Contradictory and Notable Claims

  • The paper provides strong evidence that traditional MAE-based metrics do not correlate with interpretability, highlighting the importance of symmetry/constraint-based evaluation.
  • It demonstrates that most popular label-free concept annotation procedures in VLMs do not in fact yield consistent or interpretable concept maps, contradicting the implicit assumption of many large-scale explainability pipelines.
  • The analysis of chain-of-thought rationales in LLMs provides quantitative evidence that such explanations are not used in the computation of the prediction and thus are not faithful explanations, challenging the prevailing view in some explainability communities.

Practical and Theoretical Implications

The SIM establishes a general framework for developing, comparing, and implementing interpretable ML models. On the practical side:

  • It enables deductive design of interpretable architectures, avoiding ad-hoc or post-hoc rationalizations.
  • Highlights the gaps and overconstraints of popular concept-based/interpretable methods (e.g., CBMs, sparse autoencoders, prototype models), facilitating more principled model selection and innovation.
  • Provides a path for diagnosing and correcting the failure of VLM-concept alignment without expensive retraining, via prototype ranking.
  • Offers a foundation for software frameworks supporting interpretable ML, as implemented in PyTorch Concepts.

Theoretical implications include:

  • Establishing interpretability as a variational principle, in direct analogy to physics, introduces new avenues for theoretical analysis and constraint-based ML.
  • Enabling precise falsification and analytical validation of interpretability claims, rather than relying on qualitative user studies alone.
  • Providing a framework within which interpretability guarantees can be verified, optimized, and hardened, offering robustness not achievable with post-hoc analyses.

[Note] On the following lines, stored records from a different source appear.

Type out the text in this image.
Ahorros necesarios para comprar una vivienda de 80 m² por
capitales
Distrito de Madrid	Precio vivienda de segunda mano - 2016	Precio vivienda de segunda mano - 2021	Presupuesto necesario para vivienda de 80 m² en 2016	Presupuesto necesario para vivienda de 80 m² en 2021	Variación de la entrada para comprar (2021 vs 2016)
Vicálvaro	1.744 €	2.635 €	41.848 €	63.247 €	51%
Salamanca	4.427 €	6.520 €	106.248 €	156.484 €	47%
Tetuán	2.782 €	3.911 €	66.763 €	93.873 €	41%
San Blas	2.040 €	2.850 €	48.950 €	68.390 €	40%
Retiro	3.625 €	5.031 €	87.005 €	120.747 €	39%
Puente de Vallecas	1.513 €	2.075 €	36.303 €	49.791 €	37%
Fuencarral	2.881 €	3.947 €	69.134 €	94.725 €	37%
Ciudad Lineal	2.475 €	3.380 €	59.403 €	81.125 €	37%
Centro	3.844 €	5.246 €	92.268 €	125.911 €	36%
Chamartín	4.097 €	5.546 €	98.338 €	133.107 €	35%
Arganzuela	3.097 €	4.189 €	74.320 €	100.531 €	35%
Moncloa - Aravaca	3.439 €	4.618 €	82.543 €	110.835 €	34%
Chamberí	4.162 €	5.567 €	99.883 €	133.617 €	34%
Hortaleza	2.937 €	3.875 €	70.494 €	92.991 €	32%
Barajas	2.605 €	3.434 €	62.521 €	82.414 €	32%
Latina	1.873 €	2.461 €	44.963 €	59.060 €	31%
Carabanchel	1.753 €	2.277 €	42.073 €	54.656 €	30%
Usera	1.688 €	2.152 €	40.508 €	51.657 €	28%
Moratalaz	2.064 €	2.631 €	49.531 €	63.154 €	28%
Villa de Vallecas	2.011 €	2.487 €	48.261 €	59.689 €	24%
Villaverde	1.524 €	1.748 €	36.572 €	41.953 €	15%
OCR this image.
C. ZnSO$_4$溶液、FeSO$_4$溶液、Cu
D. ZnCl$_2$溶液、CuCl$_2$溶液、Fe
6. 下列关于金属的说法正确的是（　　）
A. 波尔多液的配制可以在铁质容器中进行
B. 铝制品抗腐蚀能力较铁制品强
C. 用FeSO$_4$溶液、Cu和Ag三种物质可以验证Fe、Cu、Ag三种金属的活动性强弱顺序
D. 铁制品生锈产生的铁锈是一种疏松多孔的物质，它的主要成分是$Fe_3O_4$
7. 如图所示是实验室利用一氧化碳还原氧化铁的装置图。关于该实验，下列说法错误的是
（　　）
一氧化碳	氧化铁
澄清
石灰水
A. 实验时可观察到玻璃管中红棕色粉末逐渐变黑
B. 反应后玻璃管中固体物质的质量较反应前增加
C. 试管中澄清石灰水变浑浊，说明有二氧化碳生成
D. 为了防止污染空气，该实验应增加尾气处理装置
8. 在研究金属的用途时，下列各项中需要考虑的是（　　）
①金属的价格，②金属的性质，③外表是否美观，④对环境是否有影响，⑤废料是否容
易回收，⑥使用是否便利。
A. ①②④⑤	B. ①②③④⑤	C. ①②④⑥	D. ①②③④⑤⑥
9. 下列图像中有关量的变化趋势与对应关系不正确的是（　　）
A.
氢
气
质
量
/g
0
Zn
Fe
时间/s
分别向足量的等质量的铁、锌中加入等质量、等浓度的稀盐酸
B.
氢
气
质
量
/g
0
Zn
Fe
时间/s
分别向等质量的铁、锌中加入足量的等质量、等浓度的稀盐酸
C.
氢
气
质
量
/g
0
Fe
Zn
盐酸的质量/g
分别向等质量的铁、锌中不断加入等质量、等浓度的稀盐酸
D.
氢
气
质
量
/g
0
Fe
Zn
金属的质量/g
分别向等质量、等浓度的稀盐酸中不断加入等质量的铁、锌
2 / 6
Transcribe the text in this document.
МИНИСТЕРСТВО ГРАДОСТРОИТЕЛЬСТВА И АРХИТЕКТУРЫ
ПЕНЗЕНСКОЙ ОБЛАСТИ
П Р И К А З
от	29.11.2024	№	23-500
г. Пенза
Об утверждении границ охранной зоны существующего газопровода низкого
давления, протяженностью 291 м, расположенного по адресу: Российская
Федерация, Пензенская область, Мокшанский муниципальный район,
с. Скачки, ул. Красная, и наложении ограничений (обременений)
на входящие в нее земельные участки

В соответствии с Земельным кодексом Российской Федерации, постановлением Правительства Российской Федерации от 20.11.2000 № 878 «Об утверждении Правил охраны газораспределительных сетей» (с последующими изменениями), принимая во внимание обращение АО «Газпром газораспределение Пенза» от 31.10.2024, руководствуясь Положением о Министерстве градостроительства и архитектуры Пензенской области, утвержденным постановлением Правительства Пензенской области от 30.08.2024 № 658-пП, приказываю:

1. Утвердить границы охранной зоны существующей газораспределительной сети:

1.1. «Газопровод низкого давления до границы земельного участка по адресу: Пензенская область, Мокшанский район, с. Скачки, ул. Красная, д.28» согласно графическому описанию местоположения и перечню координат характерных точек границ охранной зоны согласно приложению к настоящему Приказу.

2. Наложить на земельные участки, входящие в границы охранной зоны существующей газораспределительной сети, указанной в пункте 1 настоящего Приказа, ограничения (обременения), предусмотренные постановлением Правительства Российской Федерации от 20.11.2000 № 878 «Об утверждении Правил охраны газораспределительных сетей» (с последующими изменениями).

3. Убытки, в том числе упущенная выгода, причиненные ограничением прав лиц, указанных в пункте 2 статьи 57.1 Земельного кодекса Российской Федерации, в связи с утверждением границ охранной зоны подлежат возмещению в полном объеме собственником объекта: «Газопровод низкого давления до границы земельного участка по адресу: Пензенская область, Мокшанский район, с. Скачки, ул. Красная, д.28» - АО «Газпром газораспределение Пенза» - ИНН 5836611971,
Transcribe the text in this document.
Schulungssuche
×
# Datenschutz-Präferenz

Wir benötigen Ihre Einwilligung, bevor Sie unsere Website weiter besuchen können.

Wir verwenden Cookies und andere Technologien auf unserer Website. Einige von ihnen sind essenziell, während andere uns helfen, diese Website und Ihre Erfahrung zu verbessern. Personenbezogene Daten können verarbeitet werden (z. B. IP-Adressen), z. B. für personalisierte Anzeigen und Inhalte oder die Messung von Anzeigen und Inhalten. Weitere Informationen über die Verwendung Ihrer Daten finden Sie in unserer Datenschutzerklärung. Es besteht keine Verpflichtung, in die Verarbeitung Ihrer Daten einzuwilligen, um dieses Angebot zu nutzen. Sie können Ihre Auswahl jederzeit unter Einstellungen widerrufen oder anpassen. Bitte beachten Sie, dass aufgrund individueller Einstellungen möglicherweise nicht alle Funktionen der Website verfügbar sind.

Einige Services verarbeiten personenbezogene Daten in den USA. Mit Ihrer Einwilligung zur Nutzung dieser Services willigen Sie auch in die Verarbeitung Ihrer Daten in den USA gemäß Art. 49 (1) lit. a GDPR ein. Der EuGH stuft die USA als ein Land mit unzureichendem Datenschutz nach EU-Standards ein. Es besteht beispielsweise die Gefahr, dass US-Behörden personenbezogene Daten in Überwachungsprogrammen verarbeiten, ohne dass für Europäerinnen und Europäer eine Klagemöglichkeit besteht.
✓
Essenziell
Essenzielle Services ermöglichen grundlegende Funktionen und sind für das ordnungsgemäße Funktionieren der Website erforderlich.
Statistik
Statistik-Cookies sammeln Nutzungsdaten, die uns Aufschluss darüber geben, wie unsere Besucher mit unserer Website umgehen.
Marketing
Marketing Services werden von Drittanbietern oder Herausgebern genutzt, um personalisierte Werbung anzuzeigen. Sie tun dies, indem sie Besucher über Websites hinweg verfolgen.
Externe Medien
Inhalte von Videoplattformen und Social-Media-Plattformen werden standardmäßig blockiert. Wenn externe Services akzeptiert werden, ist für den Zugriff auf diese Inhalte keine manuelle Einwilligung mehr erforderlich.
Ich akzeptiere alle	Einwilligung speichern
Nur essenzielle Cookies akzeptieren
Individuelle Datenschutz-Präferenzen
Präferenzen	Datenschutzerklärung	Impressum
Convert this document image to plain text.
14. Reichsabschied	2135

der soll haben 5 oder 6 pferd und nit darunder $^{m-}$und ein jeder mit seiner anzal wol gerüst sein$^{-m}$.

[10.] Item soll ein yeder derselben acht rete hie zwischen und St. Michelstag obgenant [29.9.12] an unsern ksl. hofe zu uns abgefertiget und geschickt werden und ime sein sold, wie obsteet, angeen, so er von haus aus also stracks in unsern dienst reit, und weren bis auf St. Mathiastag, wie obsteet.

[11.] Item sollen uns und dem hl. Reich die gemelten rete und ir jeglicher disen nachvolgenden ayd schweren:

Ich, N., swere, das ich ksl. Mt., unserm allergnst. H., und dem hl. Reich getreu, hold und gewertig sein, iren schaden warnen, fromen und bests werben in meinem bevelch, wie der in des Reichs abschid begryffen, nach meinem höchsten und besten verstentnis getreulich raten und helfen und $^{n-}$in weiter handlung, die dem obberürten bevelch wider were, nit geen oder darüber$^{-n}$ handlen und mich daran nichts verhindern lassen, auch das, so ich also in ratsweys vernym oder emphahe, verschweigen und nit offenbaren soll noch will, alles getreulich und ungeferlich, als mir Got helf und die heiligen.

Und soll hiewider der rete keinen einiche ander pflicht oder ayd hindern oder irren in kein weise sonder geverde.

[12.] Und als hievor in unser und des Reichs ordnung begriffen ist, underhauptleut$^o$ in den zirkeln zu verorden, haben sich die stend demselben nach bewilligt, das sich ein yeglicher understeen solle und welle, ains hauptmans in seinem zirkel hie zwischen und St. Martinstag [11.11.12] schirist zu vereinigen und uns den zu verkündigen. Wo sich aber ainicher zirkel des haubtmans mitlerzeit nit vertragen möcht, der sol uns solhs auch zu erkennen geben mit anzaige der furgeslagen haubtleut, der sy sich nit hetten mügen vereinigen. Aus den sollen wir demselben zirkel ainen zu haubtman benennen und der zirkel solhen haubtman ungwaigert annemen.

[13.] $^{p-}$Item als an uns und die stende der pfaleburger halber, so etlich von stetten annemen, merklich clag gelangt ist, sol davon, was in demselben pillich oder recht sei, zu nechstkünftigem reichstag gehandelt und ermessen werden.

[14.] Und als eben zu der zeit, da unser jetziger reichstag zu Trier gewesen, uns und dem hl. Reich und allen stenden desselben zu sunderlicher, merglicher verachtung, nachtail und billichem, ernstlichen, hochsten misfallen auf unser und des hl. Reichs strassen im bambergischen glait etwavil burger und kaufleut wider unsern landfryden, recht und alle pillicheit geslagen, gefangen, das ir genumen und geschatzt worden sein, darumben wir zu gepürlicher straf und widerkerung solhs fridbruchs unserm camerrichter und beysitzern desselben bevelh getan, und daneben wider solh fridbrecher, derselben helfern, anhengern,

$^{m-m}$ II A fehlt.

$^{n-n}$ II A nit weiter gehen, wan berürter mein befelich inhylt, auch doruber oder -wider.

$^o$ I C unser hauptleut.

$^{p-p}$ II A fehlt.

Directions for Future Research

  • The SIM formalism implies that interpretability can, and should, be systematically compiled into ML pipelines, and opens questions regarding the automation of constraint extraction and translation into architectures.
  • A key challenge is mapping user desiderata to precise symmetry constraints, and investigating the completeness of the currently identified invariances.
  • The hierarchy of optimization vs. architectural approaches to enforcing interpretability constraints suggests further research into trade-offs for efficiency, flexibility, and robustness.
  • Extending the framework toward unsupervised or dynamically-evolving user models is a fertile ground for future investigation.
  • The SIM's synthesis of geometric, physical, and logical principles positions it as an organizing center for a broader, deductive theory of interpretable computation.

Conclusion

The Standard Interpretable Model establishes a formal, unified, and operational foundation for interpretable ML by leveraging Lagrangian mechanics and symmetry considerations. It enables systematic deduction, analysis, and certification of interpretability in both model design and evaluation, with direct applications to architecture design, optimization routines, and empirical assessment. The framework reveals non-trivial shortcomings in current practice and charts a principled path forward for robust, user-aware, and theoretically grounded interpretable machine learning.